Nel 2023 moltissimi sceneggiatori si sono trasferiti, rinunciando a infinite opportunità; alcuni hanno smesso di fare solo quel lavoro e ne hanno altri part time che non hanno a che vedere con la scrittura; altri ancora continuano a scrivere in condizioni che non vogliono accettare. Vi ricorda qualcosa?



In seguito all’agitazione del 2008 ci furono ritardi nelle produzioni e copiose cancellazioni di film e serie come Lost, la cui stagione tardò ad andare in onda. Oggi non c’è nessuna accelerazione per chiudere le sceneggiature in fase di scrittura prima del possibile sciopero, perché in questa fase di rivalità tra piattaforme ogni studio ha molti contenuti già scritti per via della pandemia (quando si è scritto molto e si è girato girato poco): sarebbe possibile spostare al 2025 le produzioni previste per il 2024 che si fermerebbero dopo lo sciopero, e compensare sul 2024 distribuendo alcune uscite 2023 che sono già in ritardo per motivi di produttivi.


Se consideriamo la crescita in popolarità di contenuti stranieri come Squid game, Lupin o La casa di carta, le piattaforme sanno che c’è un pubblico disposto a seguire produzioni non americane. Questo offre un’alternativa agli sceneggiatori di Hollywood: gli sceneggiatori del resto del mondo. Che pretendono meno.

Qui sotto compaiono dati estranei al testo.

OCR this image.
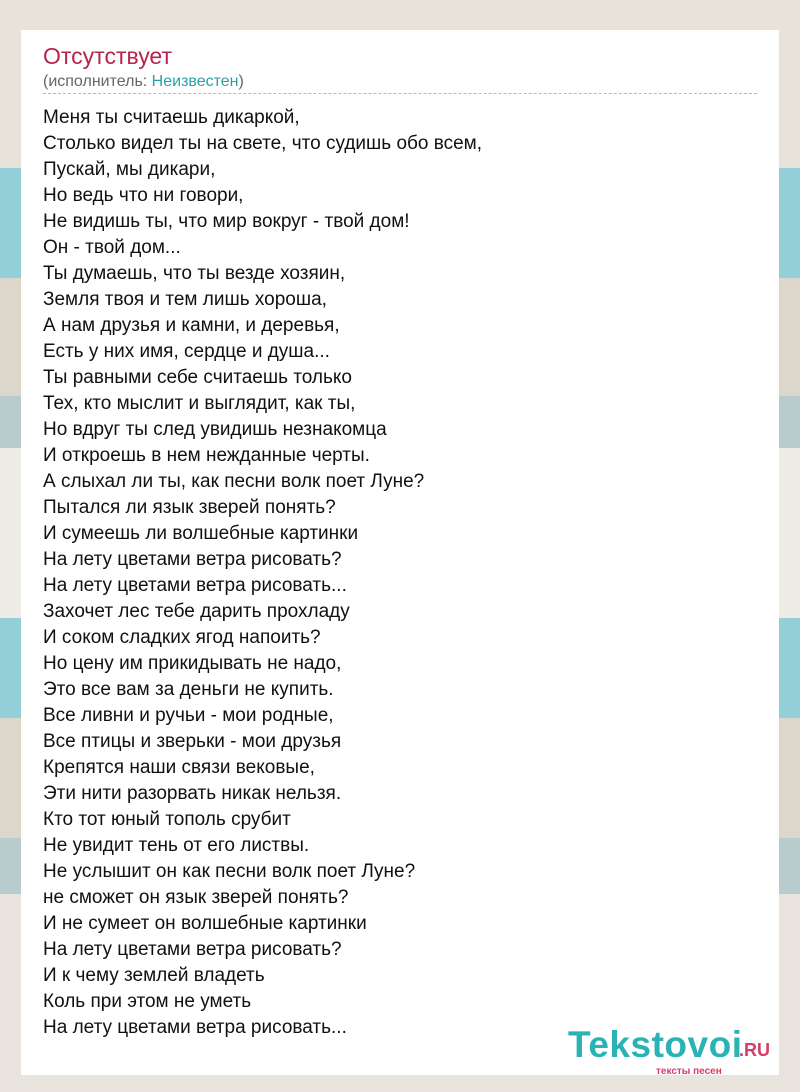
Отсутствует
(исполнитель: Неизвестен)
Меня ты считаешь дикаркой,
Столько видел ты на свете, что судишь обо всем,
Пускай, мы дикари,
Но ведь что ни говори,
Не видишь ты, что мир вокруг - твой дом!
Он - твой дом...
Ты думаешь, что ты везде хозяин,
Земля твоя и тем лишь хороша,
А нам друзья и камни, и деревья,
Есть у них имя, сердце и душа...
Ты равными себе считаешь только
Тех, кто мыслит и выглядит, как ты,
Но вдруг ты след увидишь незнакомца
И откроешь в нем нежданные черты.
А слыхал ли ты, как песни волк поет Луне?
Пытался ли язык зверей понять?
И сумеешь ли волшебные картинки
На лету цветами ветра рисовать?
На лету цветами ветра рисовать...
Захочет лес тебе дарить прохладу
И соком сладких ягод напоить?
Но цену им прикидывать не надо,
Это все вам за деньги не купить.
Все ливни и ручьи - мои родные,
Все птицы и зверьки - мои друзья
Крепятся наши связи вековые,
Эти нити разорвать никак нельзя.
Кто тот юный тополь срубит
Не увидит тень от его листвы.
Не услышит он как песни волк поет Луне?
не сможет он язык зверей понять?
И не сумеет он волшебные картинки
На лету цветами ветра рисовать?
И к чему землей владеть
Коль при этом не уметь
На лету цветами ветра рисовать...	Tekstovoi
.RU
тексты песен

Un anno fa, il tonfo in borsa di Netflix, dovuto al calo di abbonati per due trimestri consecutivi, aveva provocato una crisi nel settore: gli studi che si erano mossi molto in fretta per aprire le loro piattaforme di streaming, ipotizzando fosse quello il futuro del settore avevano dovuto rivedere le strategie.

Oggi stanno cercando di riemergere dai debiti che hanno contratto, e non solo non sono nelle condizioni di aumentare le paghe o versare quote maggiori di diritti d’autore, ma sono proprio in una fase di tagli. Nel 2022 quasi tutti hanno licenziato, cancellato film in produzione e annullato progetti in approvazione. Paradossalmente, lo sciopero può aiutare queste società a tagliare i costi, evitando così un crollo dei loro titoli in borsa. In caso di sciopero prolungato si attiva per molti contratti una clausola speciale chiamata Force Majeure, che annulla il contratto per causa di forza maggiore come può essere lo scoppio di una guerra, una calamità naturale… quindi gli studios, che al momento già accettano di tagliare produzioni pagando penali, grazie allo sciopero potrebbero non pagare niente.


La rinegoziazione degli sceneggiatori anticipa quelle del sindacato dei registi (DGA) e degli attori (SAG), che seguono la vicenda molto attentamente: anche loro, sebbene colpiti meno degli sceneggiatori, hanno il problema di diritto d’autore fortemente ridotto. Aumentare la quota da versare agli sceneggiatori o cambiare la maniera in cui questa viene calcolata significherebbe sicuramente doverlo fare anche per registi e attori. Un effetto domino.


E qui in Italia? Ci sono i doppiatori che scioperano, e poco altro.

Come in tutte le periferie, si attenda che la mareggiata si abbatta altrove, prima di muoversi frettolosamente e rischiare di bruciare risorse. La situazione è intricata e il problema complesso: il dibattito è aperto ma in un mondo in cui Disney sta tagliando 7000 posti di lavoro e Warner Bros-Discovery ha un debito di 50 miliardi, le sempre più frequenti "mini-writing-room” in cui sceneggiatori sottopagati lavorano per 2 o 3 mesi su contenuti non ancora opzionati dagli studi (e che per questo vengono paragonate a "campi di lavoro che sanno di chiuso”) per quanto possono essere ancora a soluzione?